What happened?
If a dataset is missing a index, it can use the index from further up the datatree.
If a dataset and it's ancestors are missing an index, then an index will be created from the datasets coordinates, but not from ancestors.
Together, these create an inconsistency. It would be more logical that if an index cannot be found, then a coordinate is searched for using the same logic.
As it is, you can get different behaviour for create_default_indices=True/False, when I feel the intention was that it just disables eager loading.
What did you expect to happen?
I would expect that open_datatree(create_default_indexes=False) and open_datatree(create_default_indexes=True) give similar, differing only in the timing of when an index is saved, and if it is persisted.
Minimal Complete Verifiable Example
# /// script
# requires-python = ">=3.11"
# dependencies = [
# "xarray[complete]@git+https://github.com/pydata/xarray.git@main",
# ]
# ///
#
# This script automatically imports the development branch of xarray to check for issues.
# Please delete this header if you have _not_ tested this script with `uv run`!
import xarray as xr
xr.show_versions()
# your reproducer code ...
import xarray as xr
child = xr.Dataset(
data_vars={
"a": (["x"], [0, 1]),
},
)
dt = xr.DataTree(
dataset=xr.Dataset(
data_vars={
"b": (["x"], [5, 6]),
},
coords={
"x": [10, 20],
},
),
children={"child": xr.DataTree(dataset=child)}
)
dt.to_zarr("test.zarr", mode="w")
dt2 = xr.open_datatree("test.zarr", create_default_indexes=True)
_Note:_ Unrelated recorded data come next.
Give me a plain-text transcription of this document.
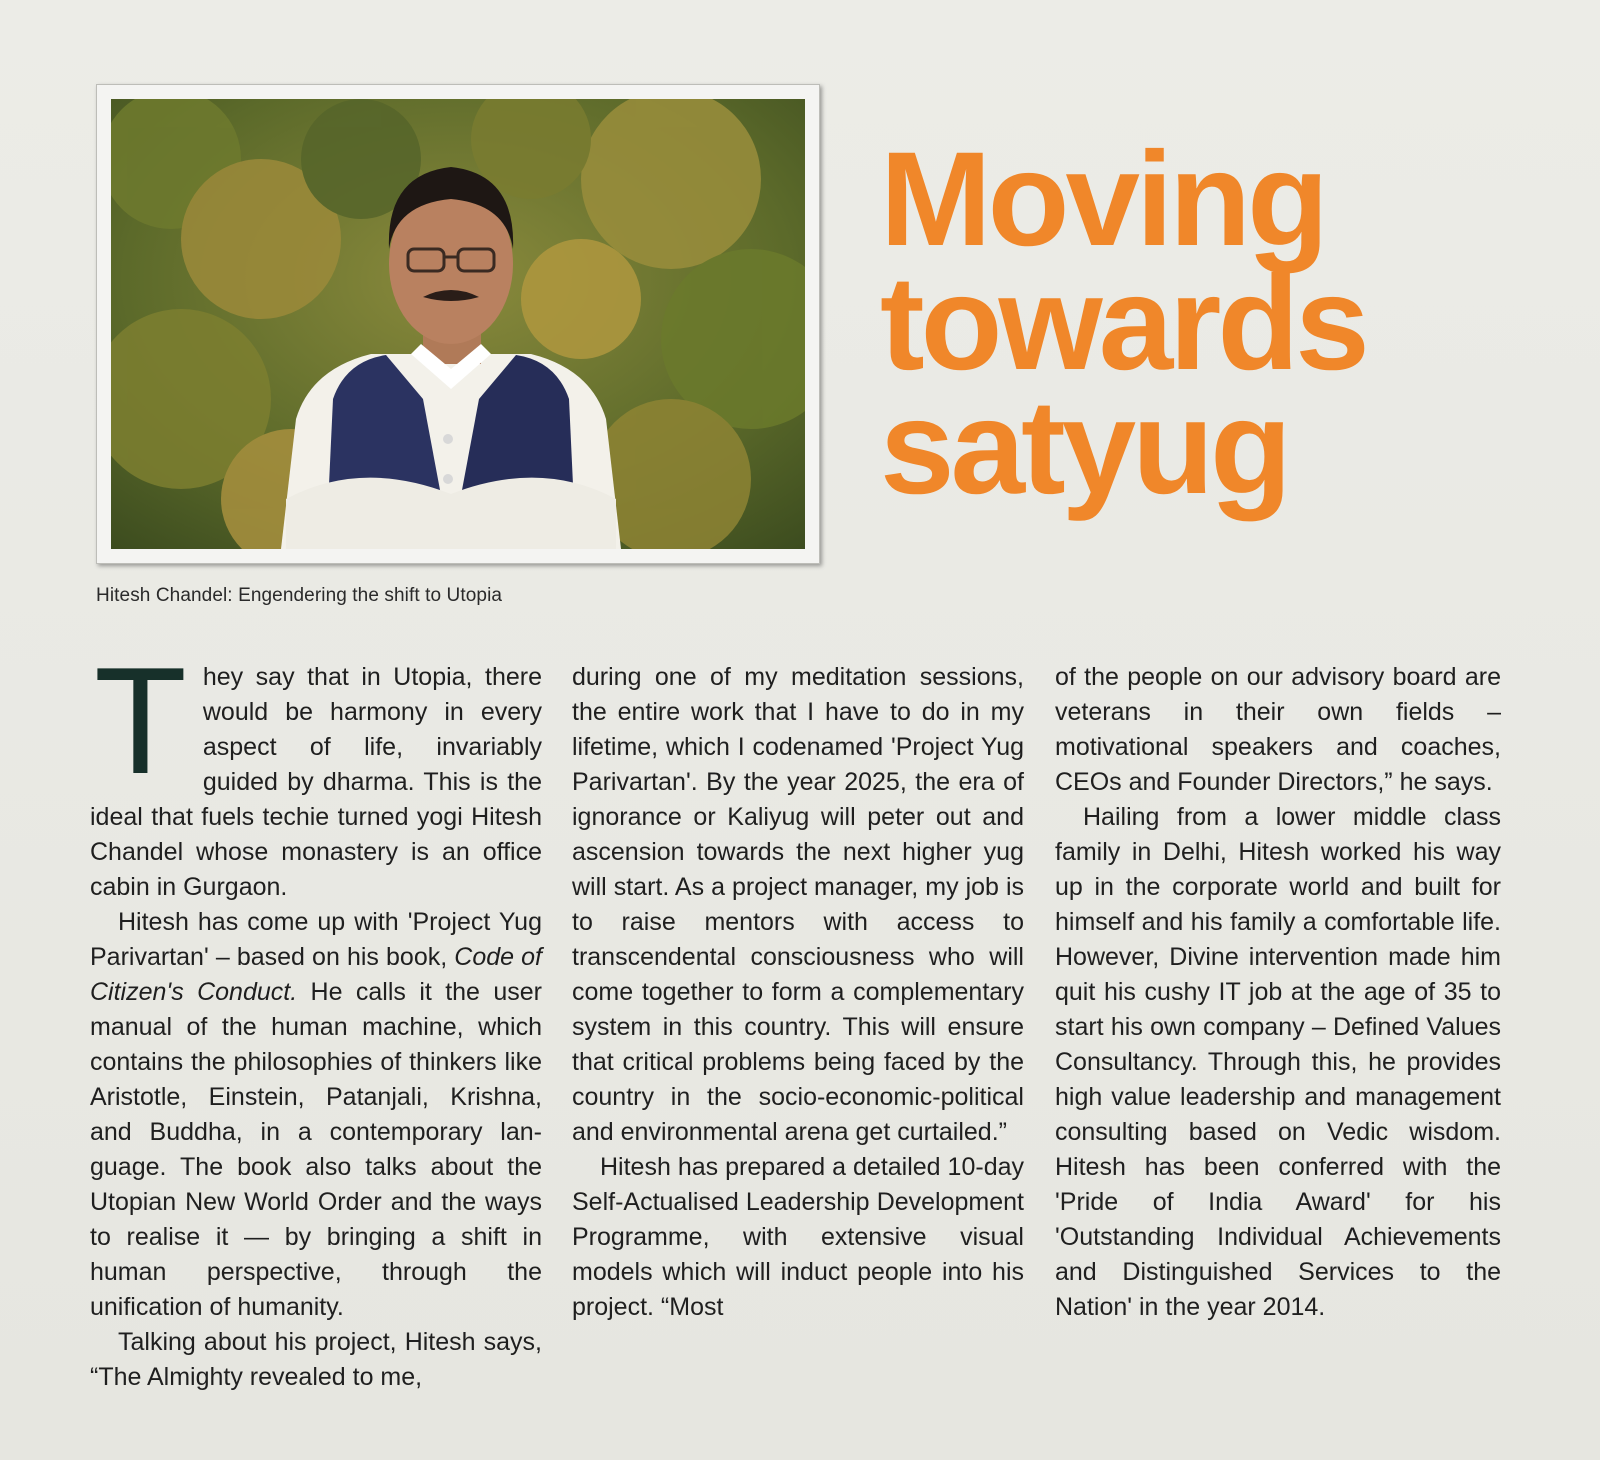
Hitesh Chandel: Engendering the shift to Utopia
Moving
towards
satyug

They say that in Utopia, there would be harmony in every aspect of life, invariably guided by dharma. This is the ideal that fuels techie turned yogi Hitesh Chandel whose monastery is an office cabin in Gurgaon.

Hitesh has come up with 'Project Yug Parivartan' – based on his book, Code of Citizen's Conduct. He calls it the user manual of the human machine, which contains the philosophies of thinkers like Aristotle, Einstein, Patanjali, Krishna, and Buddha, in a contemporary language. The book also talks about the Utopian New World Order and the ways to realise it — by bringing a shift in human perspective, through the unification of humanity.

Talking about his project, Hitesh says, “The Almighty revealed to me,

during one of my meditation sessions, the entire work that I have to do in my lifetime, which I codenamed 'Project Yug Parivartan'. By the year 2025, the era of ignorance or Kaliyug will peter out and ascension towards the next higher yug will start. As a project manager, my job is to raise mentors with access to transcendental consciousness who will come together to form a complementary system in this country. This will ensure that critical problems being faced by the country in the socio-economic-political and environmental arena get curtailed.”

Hitesh has prepared a detailed 10-day Self-Actualised Leadership Development Programme, with extensive visual models which will induct people into his project. “Most

of the people on our advisory board are veterans in their own fields – motivational speakers and coaches, CEOs and Founder Directors,” he says.

Hailing from a lower middle class family in Delhi, Hitesh worked his way up in the corporate world and built for himself and his family a comfortable life. However, Divine intervention made him quit his cushy IT job at the age of 35 to start his own company – Defined Values Consultancy. Through this, he provides high value leadership and management consulting based on Vedic wisdom. Hitesh has been conferred with the 'Pride of India Award' for his 'Outstanding Individual Achievements and Distinguished Services to the Nation' in the year 2014.
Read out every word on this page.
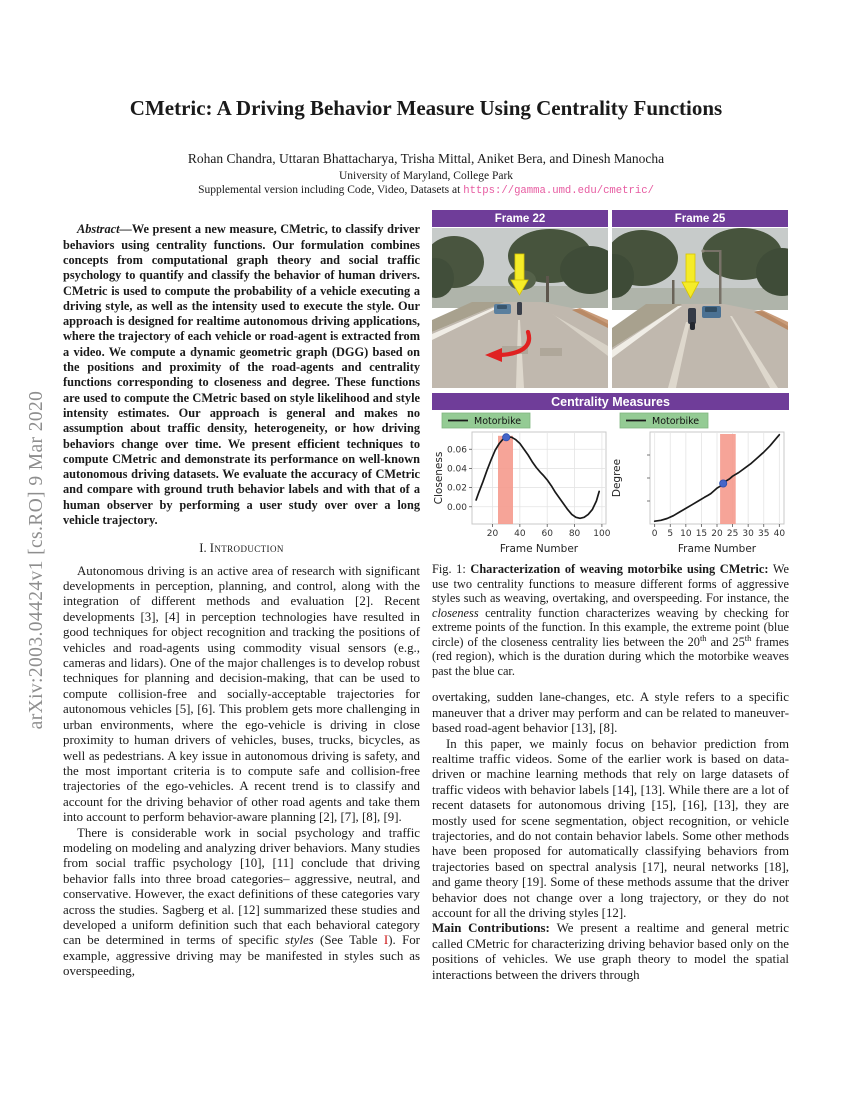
arXiv:2003.04424v1 [cs.RO] 9 Mar 2020
CMetric: A Driving Behavior Measure Using Centrality Functions
Rohan Chandra, Uttaran Bhattacharya, Trisha Mittal, Aniket Bera, and Dinesh Manocha
University of Maryland, College Park
Supplemental version including Code, Video, Datasets at https://gamma.umd.edu/cmetric/

Abstract—We present a new measure, CMetric, to classify driver behaviors using centrality functions. Our formulation combines concepts from computational graph theory and social traffic psychology to quantify and classify the behavior of human drivers. CMetric is used to compute the probability of a vehicle executing a driving style, as well as the intensity used to execute the style. Our approach is designed for realtime autonomous driving applications, where the trajectory of each vehicle or road-agent is extracted from a video. We compute a dynamic geometric graph (DGG) based on the positions and proximity of the road-agents and centrality functions corresponding to closeness and degree. These functions are used to compute the CMetric based on style likelihood and style intensity estimates. Our approach is general and makes no assumption about traffic density, heterogeneity, or how driving behaviors change over time. We present efficient techniques to compute CMetric and demonstrate its performance on well-known autonomous driving datasets. We evaluate the accuracy of CMetric and compare with ground truth behavior labels and with that of a human observer by performing a user study over over a long vehicle trajectory.

I. Introduction

Autonomous driving is an active area of research with significant developments in perception, planning, and control, along with the integration of different methods and evaluation [2]. Recent developments [3], [4] in perception technologies have resulted in good techniques for object recognition and tracking the positions of vehicles and road-agents using commodity visual sensors (e.g., cameras and lidars). One of the major challenges is to develop robust techniques for planning and decision-making, that can be used to compute collision-free and socially-acceptable trajectories for autonomous vehicles [5], [6]. This problem gets more challenging in urban environments, where the ego-vehicle is driving in close proximity to human drivers of vehicles, buses, trucks, bicycles, as well as pedestrians. A key issue in autonomous driving is safety, and the most important criteria is to compute safe and collision-free trajectories of the ego-vehicles. A recent trend is to classify and account for the driving behavior of other road agents and take them into account to perform behavior-aware planning [2], [7], [8], [9].

There is considerable work in social psychology and traffic modeling on modeling and analyzing driver behaviors. Many studies from social traffic psychology [10], [11] conclude that driving behavior falls into three broad categories– aggressive, neutral, and conservative. However, the exact definitions of these categories vary across the studies. Sagberg et al. [12] summarized these studies and developed a uniform definition such that each behavioral category can be determined in terms of specific styles (See Table I). For example, aggressive driving may be manifested in styles such as overspeeding,

Frame 22	Frame 25
Centrality Measures
20 40 60 80 100
0.00
0.02
0.04
0.06
Frame Number
Closeness
Motorbike
0 5 10 15 20 25 30 35 40
Frame Number
Degree
Motorbike

Fig. 1: Characterization of weaving motorbike using CMetric: We use two centrality functions to measure different forms of aggressive styles such as weaving, overtaking, and overspeeding. For instance, the closeness centrality function characterizes weaving by checking for extreme points of the function. In this example, the extreme point (blue circle) of the closeness centrality lies between the 20th and 25th frames (red region), which is the duration during which the motorbike weaves past the blue car.

overtaking, sudden lane-changes, etc. A style refers to a specific maneuver that a driver may perform and can be related to maneuver-based road-agent behavior [13], [8].

In this paper, we mainly focus on behavior prediction from realtime traffic videos. Some of the earlier work is based on data-driven or machine learning methods that rely on large datasets of traffic videos with behavior labels [14], [13]. While there are a lot of recent datasets for autonomous driving [15], [16], [13], they are mostly used for scene segmentation, object recognition, or vehicle trajectories, and do not contain behavior labels. Some other methods have been proposed for automatically classifying behaviors from trajectories based on spectral analysis [17], neural networks [18], and game theory [19]. Some of these methods assume that the driver behavior does not change over a long trajectory, or they do not account for all the driving styles [12].

Main Contributions: We present a realtime and general metric called CMetric for characterizing driving behavior based only on the positions of vehicles. We use graph theory to model the spatial interactions between the drivers through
dt2.b.sel(x=10).values # 5
dt2.child.a.sel(x=10).values # 0
dt2 = xr.open_datatree("test.zarr", create_default_indexes=False)
dt2.b.sel(x=10).values # 5
dt2.child.a.sel(x=10).values # BoundsCheckError
dt2.ds = dt2.ds.assign_coords(xr.Coordinates({'x': [10, 20]}))
dt2.child.a.sel(x=10).values # 0
Steps to reproduce
No response
MVCE confirmation
Relevant log output
last):
File "/root/test/test_script.py", line 48, in <module>
dt2.child.a.sel(x=10).values # BoundsCheckError
^^^^^^^^^^^^^^^^^^^^^^^^^^^^
File "/.uv/cache/environments-v2/test-script-6aac3b5ed3a4de9a/lib/python3.12/site-packages/xarray/core/dataarray.py", line 803, in values
return self.variable.values
^^^^^^^^^^^^^^^^^^^^
File "/.uv/cache/environments-v2/test-script-6aac3b5ed3a4de9a/lib/python3.12/site-packages/xarray/core/variable.py", line 555, in values
return _as_array_or_item(self._data)
^^^^^^^^^^^^^^^^^^^^^^^^^^^^^
File "/.uv/cache/environments-v2/test-script-6aac3b5ed3a4de9a/lib/python3.12/site-packages/xarray/core/variable.py", line 335, in _as_array_or_item
data = np.asarray(data)
^^^^^^^^^^^^^^^^
File "/.uv/cache/environments-v2/test-script-6aac3b5ed3a4de9a/lib/python3.12/site-packages/xarray/core/indexing.py", line 604, in __array__
return np.asarray(self.get_duck_array(), dtype=dtype, copy=copy)
^^^^^^^^^^^^^^^^^^^^^
File "/.uv/cache/environments-v2/test-script-6aac3b5ed3a4de9a/lib/python3.12/site-packages/xarray/core/indexing.py", line 970, in get_duck_array
duck_array = self.array.get_duck_array()
^^^^^^^^^^^^^^^^^^^^^^^^^^^
File "/.uv/cache/environments-v2/test-script-6aac3b5ed3a4de9a/lib/python3.12/site-packages/xarray/core/indexing.py", line 924, in get_duck_array
return self.array.get_duck_array()
^^^^^^^^^^^^^^^^^^^^^^^^^^^
File "/.uv/cache/environments-v2/test-script-6aac3b5ed3a4de9a/lib/python3.12/site-packages/xarray/core/indexing.py", line 764, in get_duck_array
array = self.array[self.key]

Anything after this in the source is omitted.